I’m a dreamer – I readily admit that. My mind is always filled with some grandiose idea or ambition, which rarely (if ever) plays out the way it does in my head.

Some might call that an overactive imagination – at this stage in the game I call it the perfect scenario for disappointments.

Johnson’s statement above sums it up perfectly: “expectations improperly indulged must end in disappointment”.

My expectations of life, people and experiences have always been extremely high. The caveat to that logic is when the expectation doesn’t quite go as planned, I find myself incredibly disheartened.

The fantasy I play out is my head doesn’t quite match the reality before me. And though I continually struggle to silence my imagination, subconsciously the gears are turning and turning and eventually that feeling of disappointment is yet again plaguing my existence.

Eric Hoffer once said, “Disappointment is a sort of bankruptcy – the bankruptcy of a soul that expends too much in hope and expectation.”

Maybe that’s my problem. That I “hope” far TOO much. Perhaps hope needs to be based more in reality than the fantasy I create in my head.
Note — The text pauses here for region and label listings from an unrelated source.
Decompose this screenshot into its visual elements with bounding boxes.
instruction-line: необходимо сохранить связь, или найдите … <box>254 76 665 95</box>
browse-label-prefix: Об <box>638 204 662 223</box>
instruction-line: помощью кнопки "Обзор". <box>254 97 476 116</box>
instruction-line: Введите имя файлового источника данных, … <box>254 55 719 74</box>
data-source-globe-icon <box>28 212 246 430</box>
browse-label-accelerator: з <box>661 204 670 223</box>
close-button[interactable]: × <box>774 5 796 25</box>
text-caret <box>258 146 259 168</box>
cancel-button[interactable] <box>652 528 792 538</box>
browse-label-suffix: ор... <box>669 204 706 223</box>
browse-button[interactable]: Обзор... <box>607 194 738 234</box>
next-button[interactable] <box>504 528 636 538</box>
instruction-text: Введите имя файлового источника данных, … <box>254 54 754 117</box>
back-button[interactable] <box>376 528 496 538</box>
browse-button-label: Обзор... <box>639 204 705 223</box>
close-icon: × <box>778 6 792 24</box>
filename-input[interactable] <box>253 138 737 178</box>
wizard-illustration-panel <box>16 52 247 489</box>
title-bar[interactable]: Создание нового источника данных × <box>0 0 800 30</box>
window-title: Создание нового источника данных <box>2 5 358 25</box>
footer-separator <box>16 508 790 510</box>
Maybe that’s okay for little kids who one day dream of being a superhero, but not for grown adults who trip over the same pitfalls time and time again.

But as I’m continually reminding myself of late, everything is temporary and this feeling of disappointment will eventually pass and become a distant memory.

Paulo Coelho once remarked, “Joy is sometimes a blessing, but it is often a conquest. Our magic moment helps us to change and sends us off in search of our dreams.

Yes, we are going to suffer, we will have difficult times, and we will experience many disappointments — but all of this is transitory, it leaves no permanent mark. And one day we will look back with pride and faith at the journey we have taken.”

Stay strong on YOUR journey – it’s the only way to move forward.